Today, the university has six faculties and five graduate schools.

==Faculties==
Aidai's Faculties include the Faculty of Law and Letters, the Faculty of Education, the Faculty of Collaborative Regional Innovation, the Faculty of Science, the School of Medicine, the Faculty of Engineering, and the Faculty of Agriculture.

==Graduate Schools==
Graduate School of Law and Letters, Graduate School of Education, Graduate School of Medicine,
Graduate School of Science and Engineering, Graduate School of Agriculture, and United Graduate School of Agricultural Science

==Academic programs==
A selective academic program unique to Aidai is the Super Science Courses (SSC), which accepts a small number of talented students. Students are trained through specially structured coursework that focuses on specialized sciences. SSC students enter one of the three courses: Environmental Sciences, Geoscience, and Biomedical Engineering. Students of SSC can complete their undergraduate education within only three years to advance to graduate studies at Ehime University or elsewhere.

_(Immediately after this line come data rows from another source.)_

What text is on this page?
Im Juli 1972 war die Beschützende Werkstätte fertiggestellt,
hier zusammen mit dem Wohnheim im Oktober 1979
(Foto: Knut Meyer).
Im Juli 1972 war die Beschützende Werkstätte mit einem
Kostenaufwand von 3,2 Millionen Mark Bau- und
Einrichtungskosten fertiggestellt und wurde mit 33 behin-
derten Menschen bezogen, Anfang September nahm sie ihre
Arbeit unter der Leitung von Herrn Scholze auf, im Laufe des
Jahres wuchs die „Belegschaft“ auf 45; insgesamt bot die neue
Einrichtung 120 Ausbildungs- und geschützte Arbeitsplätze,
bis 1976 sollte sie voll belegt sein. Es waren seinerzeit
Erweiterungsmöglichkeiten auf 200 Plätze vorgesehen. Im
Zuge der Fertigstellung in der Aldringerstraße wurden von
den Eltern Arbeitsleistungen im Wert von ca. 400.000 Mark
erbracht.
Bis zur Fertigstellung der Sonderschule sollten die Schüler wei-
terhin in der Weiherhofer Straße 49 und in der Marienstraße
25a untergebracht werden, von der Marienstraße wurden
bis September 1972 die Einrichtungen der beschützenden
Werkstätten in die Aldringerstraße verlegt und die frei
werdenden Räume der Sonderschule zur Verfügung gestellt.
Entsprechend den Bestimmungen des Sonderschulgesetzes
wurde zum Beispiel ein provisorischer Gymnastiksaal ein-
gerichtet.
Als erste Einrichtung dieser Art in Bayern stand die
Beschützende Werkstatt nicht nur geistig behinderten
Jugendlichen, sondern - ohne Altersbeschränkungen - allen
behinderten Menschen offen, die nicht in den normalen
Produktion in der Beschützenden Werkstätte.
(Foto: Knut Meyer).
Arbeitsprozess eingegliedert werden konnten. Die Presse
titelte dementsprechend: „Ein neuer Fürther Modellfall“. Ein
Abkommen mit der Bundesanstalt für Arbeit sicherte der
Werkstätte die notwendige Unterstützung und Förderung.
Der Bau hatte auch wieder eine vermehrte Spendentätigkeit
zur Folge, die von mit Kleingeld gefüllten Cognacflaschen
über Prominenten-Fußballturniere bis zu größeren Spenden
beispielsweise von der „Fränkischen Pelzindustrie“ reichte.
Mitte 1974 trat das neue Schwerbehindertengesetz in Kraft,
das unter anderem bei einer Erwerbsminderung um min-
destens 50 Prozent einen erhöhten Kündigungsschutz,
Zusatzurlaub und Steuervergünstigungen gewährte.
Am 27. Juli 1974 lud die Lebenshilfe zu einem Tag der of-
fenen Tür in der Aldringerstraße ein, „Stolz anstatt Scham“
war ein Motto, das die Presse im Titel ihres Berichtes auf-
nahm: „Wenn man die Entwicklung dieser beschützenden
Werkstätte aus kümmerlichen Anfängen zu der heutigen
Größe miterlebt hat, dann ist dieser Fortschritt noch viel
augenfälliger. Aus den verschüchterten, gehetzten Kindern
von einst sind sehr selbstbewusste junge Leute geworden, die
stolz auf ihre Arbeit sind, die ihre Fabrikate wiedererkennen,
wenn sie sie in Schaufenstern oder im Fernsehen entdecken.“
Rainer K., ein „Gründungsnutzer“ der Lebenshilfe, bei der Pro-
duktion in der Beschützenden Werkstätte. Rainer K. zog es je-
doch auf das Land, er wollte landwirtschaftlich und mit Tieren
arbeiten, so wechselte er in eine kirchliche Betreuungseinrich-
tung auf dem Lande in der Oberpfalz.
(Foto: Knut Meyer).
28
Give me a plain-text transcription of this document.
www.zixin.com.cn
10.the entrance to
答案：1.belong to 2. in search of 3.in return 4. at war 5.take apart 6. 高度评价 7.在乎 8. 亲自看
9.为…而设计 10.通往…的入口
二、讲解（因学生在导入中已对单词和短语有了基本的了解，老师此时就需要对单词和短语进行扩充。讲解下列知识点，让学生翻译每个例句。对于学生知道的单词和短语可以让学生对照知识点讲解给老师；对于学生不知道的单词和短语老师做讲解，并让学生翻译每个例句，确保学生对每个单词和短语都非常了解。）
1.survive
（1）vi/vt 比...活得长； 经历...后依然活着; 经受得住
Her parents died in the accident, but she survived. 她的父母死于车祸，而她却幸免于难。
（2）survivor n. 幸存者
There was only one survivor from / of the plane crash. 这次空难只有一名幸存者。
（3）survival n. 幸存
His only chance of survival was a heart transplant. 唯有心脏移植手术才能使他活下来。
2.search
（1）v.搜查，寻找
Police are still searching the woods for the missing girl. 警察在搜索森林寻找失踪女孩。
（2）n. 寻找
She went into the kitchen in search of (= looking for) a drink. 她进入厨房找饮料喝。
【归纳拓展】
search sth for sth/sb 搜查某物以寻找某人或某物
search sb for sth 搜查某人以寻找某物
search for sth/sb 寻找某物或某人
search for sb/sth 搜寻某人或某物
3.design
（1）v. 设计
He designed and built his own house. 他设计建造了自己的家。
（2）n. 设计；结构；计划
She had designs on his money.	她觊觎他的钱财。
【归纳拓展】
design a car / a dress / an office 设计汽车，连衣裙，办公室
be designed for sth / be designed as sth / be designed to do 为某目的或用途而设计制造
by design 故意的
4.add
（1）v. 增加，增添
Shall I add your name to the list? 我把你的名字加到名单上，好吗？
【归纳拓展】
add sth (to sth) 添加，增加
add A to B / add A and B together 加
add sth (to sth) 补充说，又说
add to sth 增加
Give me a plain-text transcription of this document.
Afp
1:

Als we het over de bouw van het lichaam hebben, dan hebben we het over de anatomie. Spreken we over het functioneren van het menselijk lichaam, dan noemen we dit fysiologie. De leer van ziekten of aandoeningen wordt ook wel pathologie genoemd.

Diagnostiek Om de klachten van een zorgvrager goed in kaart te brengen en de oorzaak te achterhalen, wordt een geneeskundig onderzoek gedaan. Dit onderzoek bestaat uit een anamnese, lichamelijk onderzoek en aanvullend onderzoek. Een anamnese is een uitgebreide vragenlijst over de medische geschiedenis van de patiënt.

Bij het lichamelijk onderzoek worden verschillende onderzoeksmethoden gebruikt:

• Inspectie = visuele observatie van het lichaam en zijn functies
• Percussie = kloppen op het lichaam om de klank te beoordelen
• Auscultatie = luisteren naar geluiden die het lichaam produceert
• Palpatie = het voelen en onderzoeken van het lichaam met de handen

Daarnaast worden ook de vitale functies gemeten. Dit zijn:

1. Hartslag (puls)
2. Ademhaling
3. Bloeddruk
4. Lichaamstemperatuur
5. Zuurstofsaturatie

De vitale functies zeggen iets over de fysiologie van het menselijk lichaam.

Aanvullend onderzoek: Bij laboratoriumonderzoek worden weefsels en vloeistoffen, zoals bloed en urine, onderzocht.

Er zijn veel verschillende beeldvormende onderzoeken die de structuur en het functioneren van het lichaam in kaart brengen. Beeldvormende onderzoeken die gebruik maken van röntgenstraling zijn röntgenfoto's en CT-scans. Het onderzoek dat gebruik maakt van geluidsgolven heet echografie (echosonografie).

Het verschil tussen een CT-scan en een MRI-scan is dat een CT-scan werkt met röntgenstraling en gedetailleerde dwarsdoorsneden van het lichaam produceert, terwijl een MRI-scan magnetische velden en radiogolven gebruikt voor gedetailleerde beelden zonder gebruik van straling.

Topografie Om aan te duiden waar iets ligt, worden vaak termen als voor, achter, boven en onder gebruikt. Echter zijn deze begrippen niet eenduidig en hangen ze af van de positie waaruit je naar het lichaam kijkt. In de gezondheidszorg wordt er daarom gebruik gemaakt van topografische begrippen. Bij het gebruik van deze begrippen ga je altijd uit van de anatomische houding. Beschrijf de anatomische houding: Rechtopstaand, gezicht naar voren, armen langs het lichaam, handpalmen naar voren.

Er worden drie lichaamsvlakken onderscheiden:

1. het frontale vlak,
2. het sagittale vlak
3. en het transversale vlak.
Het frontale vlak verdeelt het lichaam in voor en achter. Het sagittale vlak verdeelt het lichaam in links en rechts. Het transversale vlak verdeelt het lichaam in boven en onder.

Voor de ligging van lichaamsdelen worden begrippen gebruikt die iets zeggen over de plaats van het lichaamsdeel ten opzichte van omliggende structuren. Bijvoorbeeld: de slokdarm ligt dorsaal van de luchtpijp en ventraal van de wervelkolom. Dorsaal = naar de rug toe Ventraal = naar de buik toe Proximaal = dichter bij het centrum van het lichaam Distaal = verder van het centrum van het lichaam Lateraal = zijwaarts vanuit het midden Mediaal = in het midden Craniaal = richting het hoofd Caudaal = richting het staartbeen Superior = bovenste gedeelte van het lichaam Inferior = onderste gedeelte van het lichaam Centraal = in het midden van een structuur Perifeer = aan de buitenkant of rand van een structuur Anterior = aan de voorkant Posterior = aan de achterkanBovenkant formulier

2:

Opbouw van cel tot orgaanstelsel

==University and High School Cooperation Project==
The university has a cooperation project with Ehime Prefectural Matsuyama Minami High School, which is designated as a Super Science High School by the Japanese Ministry of Education, Culture, Sports, Science and Technology (MEXT). In addition, the university is cooperating mainly in the high school in Ehime Prefecture.

==Advanced research centers==
The university is especially active in science, and is home to the national government designated educational Center of Excellence, the Center for Marine Environment Studies (CMES) and Geodynamics Research Center (GRC). The other research centers include Cell-free Science and Technology Research Center (CSTRC, led by internationally renowned biologist Yaeta Endo), Ehime Proteo-Medicine Research Center, Research Center of Ancient East Asian Iron Culture, and Research Center for Space and Cosmic Evolution.